Kelis continues to make her mark in the food space, partnering with brands like Airbnb, Puma, Ford, and Spotify for curated food experiences. For a recent Spotify dinner, Kelis served up dynamic pairings like coconut-crab soup, beef curry with roti tisu, and beet-infused corn cakes. And she has even more on her plate for 2018: Bounty & Full is now in supermarkets across the nation, including Key Foods, Safeway, and Target; her cooking line will debut early this year on HSN; and she’s working on opening a farm-to-table restaurant in Malibu. She’s more ready than ever to invite people in, sharing photos on Instagram of musical peers like Kelly Rowland, Sean Paul, and R&B singer Mario joining together at her table. “I think music is really selfish, and food is the total opposite,” she says. “When I create music, I’m creating it for myself. With food, you want to break bread with people, you want to nourish people, you want to love people. It’s a different thing; it’s not about me.”

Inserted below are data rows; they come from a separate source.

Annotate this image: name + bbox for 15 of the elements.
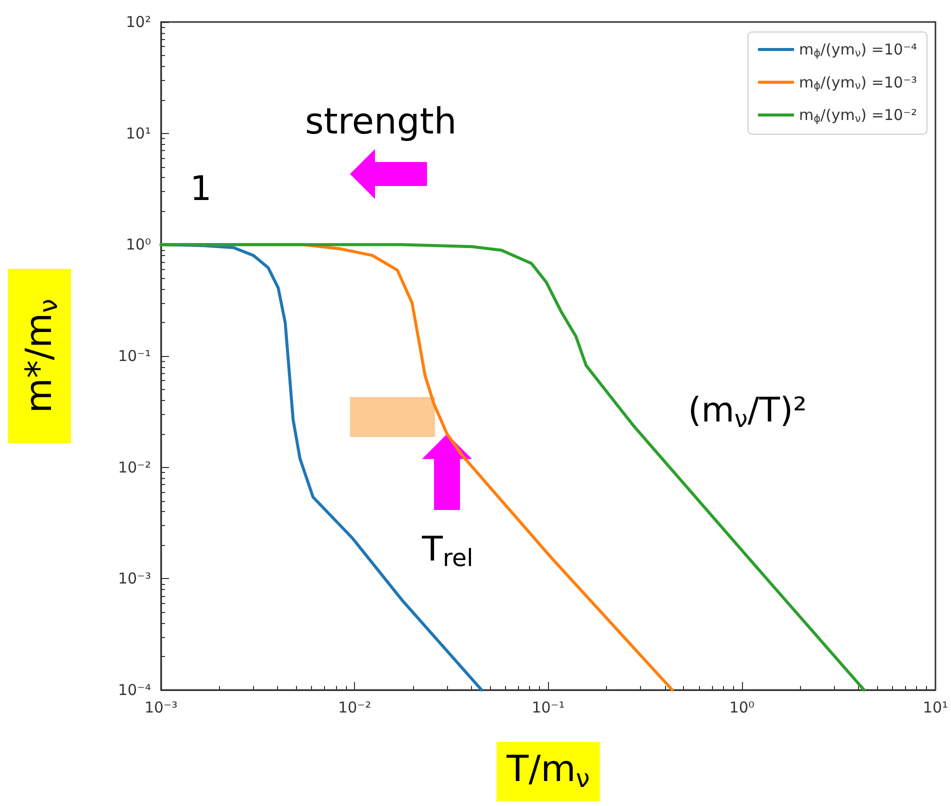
y-tick-label: 10¹: [126, 124, 151, 142]
y-tick-label: 10²: [126, 13, 151, 31]
y-axis-title: m*/mν: [19, 298, 63, 414]
annotation: 1: [190, 169, 212, 209]
x-tick-label: 10⁻³: [144, 698, 178, 716]
x-tick-label: 10¹: [922, 698, 948, 716]
y-tick-label: 10⁰: [126, 236, 151, 254]
x-tick-label: 10⁰: [729, 698, 754, 716]
annotation: strength: [305, 102, 457, 142]
y-tick-label: 10⁻³: [118, 570, 151, 588]
y-tick-label: 10⁻⁴: [118, 681, 151, 699]
y-tick-label: 10⁻²: [118, 458, 151, 476]
y-tick-label: 10⁻¹: [118, 347, 151, 365]
x-tick-label: 10⁻¹: [532, 698, 565, 716]
x-tick-label: 10⁻²: [338, 698, 372, 716]
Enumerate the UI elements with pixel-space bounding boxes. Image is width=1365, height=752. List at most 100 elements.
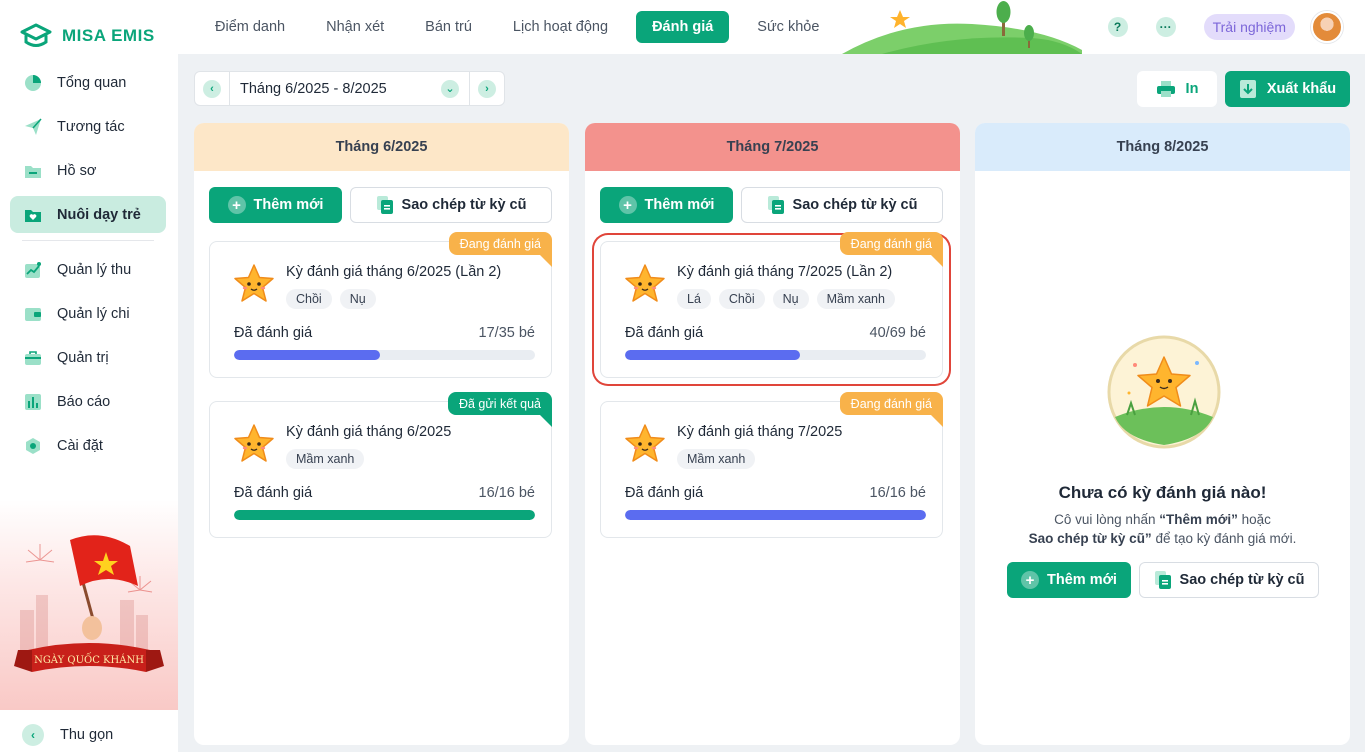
period-value: Tháng 6/2025 - 8/2025 xyxy=(240,80,387,97)
more-button[interactable]: ··· xyxy=(1155,17,1176,37)
print-button[interactable]: In xyxy=(1137,71,1217,107)
trend-chart-icon xyxy=(23,260,43,280)
sidebar: MISA EMIS Tổng quan Tương tác Hồ sơ Nuôi… xyxy=(0,0,178,752)
prev-period-button[interactable]: ‹ xyxy=(195,72,229,105)
gear-icon xyxy=(23,436,43,456)
progress-label: Đã đánh giá xyxy=(234,325,313,341)
class-tags: Chồi Nụ xyxy=(286,289,376,309)
empty-desc-text: Cô vui lòng nhấn xyxy=(1054,512,1160,527)
sidebar-item-label: Hồ sơ xyxy=(57,162,97,179)
sidebar-item-tuong-tac[interactable]: Tương tác xyxy=(10,108,166,145)
copy-label: Sao chép từ kỳ cũ xyxy=(401,197,527,213)
chevron-right-icon: › xyxy=(478,79,496,98)
sidebar-item-label: Cài đặt xyxy=(57,437,103,454)
hill-decoration xyxy=(842,1,1082,54)
sidebar-item-quan-ly-thu[interactable]: Quản lý thu xyxy=(10,251,166,288)
sidebar-divider xyxy=(22,240,154,241)
evaluation-card[interactable]: Đang đánh giá Kỳ đánh giá tháng 6/2025 (… xyxy=(209,232,552,378)
copy-document-icon xyxy=(376,196,393,214)
status-badge: Đang đánh giá xyxy=(448,232,552,255)
sidebar-item-tong-quan[interactable]: Tổng quan xyxy=(10,64,166,101)
class-tags: Lá Chồi Nụ Mầm xanh xyxy=(677,289,895,309)
sidebar-item-bao-cao[interactable]: Báo cáo xyxy=(10,383,166,420)
column-thang-8: Tháng 8/2025 Chưa có kỳ đánh giá nào! Cô… xyxy=(975,123,1350,745)
column-thang-7: Tháng 7/2025 + Thêm mới Sao chép từ kỳ cũ… xyxy=(585,123,960,745)
status-badge: Đang đánh giá xyxy=(839,392,943,415)
class-tag: Mầm xanh xyxy=(816,289,895,309)
promo-text: NGÀY QUỐC KHÁNH xyxy=(34,653,144,666)
briefcase-icon xyxy=(23,348,43,368)
tab-danh-gia[interactable]: Đánh giá xyxy=(636,11,730,43)
collapse-label: Thu gọn xyxy=(60,727,114,743)
export-label: Xuất khẩu xyxy=(1266,81,1337,97)
star-mascot-icon xyxy=(234,424,274,462)
copy-document-icon xyxy=(1154,571,1171,589)
progress-bar xyxy=(625,510,926,520)
evaluation-card[interactable]: Đã gửi kết quả Kỳ đánh giá tháng 6/2025 … xyxy=(209,392,552,538)
misa-logo-icon xyxy=(18,22,54,50)
collapse-sidebar-button[interactable]: ‹ Thu gọn xyxy=(22,724,113,746)
sidebar-item-cai-dat[interactable]: Cài đặt xyxy=(10,427,166,464)
copy-from-previous-button[interactable]: Sao chép từ kỳ cũ xyxy=(741,187,943,223)
sidebar-item-label: Tương tác xyxy=(57,118,125,135)
add-new-button[interactable]: + Thêm mới xyxy=(600,187,733,223)
class-tag: Chồi xyxy=(286,289,332,309)
logo[interactable]: MISA EMIS xyxy=(18,22,155,50)
sidebar-item-nuoi-day-tre[interactable]: Nuôi dạy trẻ xyxy=(10,196,166,233)
next-period-button[interactable]: › xyxy=(470,72,504,105)
module-tabs: Điểm danh Nhận xét Bán trú Lịch hoạt độn… xyxy=(202,11,847,43)
status-badge: Đã gửi kết quả xyxy=(447,392,552,415)
class-tags: Mầm xanh xyxy=(677,449,756,469)
sidebar-item-quan-tri[interactable]: Quản trị xyxy=(10,339,166,376)
empty-actions: + Thêm mới Sao chép từ kỳ cũ xyxy=(1007,562,1319,598)
copy-from-previous-button[interactable]: Sao chép từ kỳ cũ xyxy=(1139,562,1319,598)
chevron-left-icon: ‹ xyxy=(203,79,221,98)
class-tag: Mầm xanh xyxy=(286,449,365,469)
add-new-button[interactable]: + Thêm mới xyxy=(1007,562,1131,598)
tab-lich-hoat-dong[interactable]: Lịch hoạt động xyxy=(512,19,609,35)
empty-star-illustration xyxy=(1107,335,1221,449)
sidebar-item-label: Nuôi dạy trẻ xyxy=(57,206,141,223)
copy-label: Sao chép từ kỳ cũ xyxy=(792,197,918,213)
export-button[interactable]: Xuất khẩu xyxy=(1225,71,1350,107)
class-tag: Mầm xanh xyxy=(677,449,756,469)
heart-folder-icon xyxy=(23,205,43,225)
sidebar-item-quan-ly-chi[interactable]: Quản lý chi xyxy=(10,295,166,332)
progress-fill xyxy=(625,510,926,520)
class-tag: Nụ xyxy=(339,289,376,309)
tab-diem-danh[interactable]: Điểm danh xyxy=(215,19,286,35)
period-dropdown[interactable]: Tháng 6/2025 - 8/2025 ⌄ xyxy=(229,72,470,105)
sidebar-nav: Tổng quan Tương tác Hồ sơ Nuôi dạy trẻ Q… xyxy=(10,64,166,471)
tab-suc-khoe[interactable]: Sức khỏe xyxy=(757,19,820,35)
empty-title: Chưa có kỳ đánh giá nào! xyxy=(1058,483,1267,502)
national-day-banner: NGÀY QUỐC KHÁNH xyxy=(0,500,178,710)
header-actions: ? ··· Trải nghiệm xyxy=(1107,11,1343,43)
sidebar-item-label: Quản lý thu xyxy=(57,261,132,278)
empty-state: Chưa có kỳ đánh giá nào! Cô vui lòng nhấ… xyxy=(975,171,1350,745)
star-mascot-icon xyxy=(234,264,274,302)
sidebar-item-ho-so[interactable]: Hồ sơ xyxy=(10,152,166,189)
national-day-illustration: NGÀY QUỐC KHÁNH xyxy=(14,535,164,672)
evaluation-card[interactable]: Đang đánh giá Kỳ đánh giá tháng 7/2025 (… xyxy=(600,232,943,378)
evaluation-card[interactable]: Đang đánh giá Kỳ đánh giá tháng 7/2025 M… xyxy=(600,392,943,538)
class-tag: Chồi xyxy=(718,289,765,309)
tab-ban-tru[interactable]: Bán trú xyxy=(425,19,472,35)
avatar[interactable] xyxy=(1311,11,1343,43)
empty-desc-bold: Sao chép từ kỳ cũ” xyxy=(1028,531,1152,546)
add-new-button[interactable]: + Thêm mới xyxy=(209,187,342,223)
column-title: Tháng 8/2025 xyxy=(975,123,1350,171)
tab-nhan-xet[interactable]: Nhận xét xyxy=(326,19,385,35)
empty-desc-text: để tạo kỳ đánh giá mới. xyxy=(1151,531,1297,546)
folder-icon xyxy=(23,161,43,181)
help-button[interactable]: ? xyxy=(1107,17,1128,37)
progress-count: 16/16 bé xyxy=(869,485,926,501)
card-title: Kỳ đánh giá tháng 6/2025 xyxy=(286,424,452,440)
card-title: Kỳ đánh giá tháng 7/2025 xyxy=(677,424,843,440)
copy-from-previous-button[interactable]: Sao chép từ kỳ cũ xyxy=(350,187,552,223)
progress-fill xyxy=(234,510,535,520)
progress-fill xyxy=(234,350,381,360)
progress-count: 16/16 bé xyxy=(478,485,535,501)
star-mascot-icon xyxy=(625,264,665,302)
trial-button[interactable]: Trải nghiệm xyxy=(1203,14,1295,40)
column-title: Tháng 6/2025 xyxy=(194,123,569,171)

Now, check out an exclusive recipe from Kelis:
Coconut Jerk Purple Potato
Serves 2 to 4
–32 ounces water
–1 teaspoon salt
–A pound and a half of purple finger potatoes
–2 tablespoons coconut oil
–Half a jar of Bounty & Full Jerk Sauce
–1 can Thai coconut milk
Step 1: Boil water, and add 1 teaspoon salt.
Step 2: Cut the purple potatoes horizontally, and boil them until they are easily pierced with a fork.
Step 3: Strain your potatoes, disposing of all the water.
Step 4: Add coconut oil to a skillet and heat.
Step 5: Put your boiled, sliced potatoes in the skillet face down. Let them cook until crispy.
Step 6: Add Bounty & Full Jerk Sauce, and thoroughly mix it in.
Step 7: Add coconut milk. Mix everything together until blended.
Step 8: You are now ready to serve.
Jasmin Hernandez is a Latinx arts and culture writer born and bred in New York City. She is the founder of the intersectional platform Gallery Gurls, which celebrates women, POC, and QTPOC in the art world. Her writing about contemporary female artists has been published in Elle, Vice, Cultured, and Konbini, among others.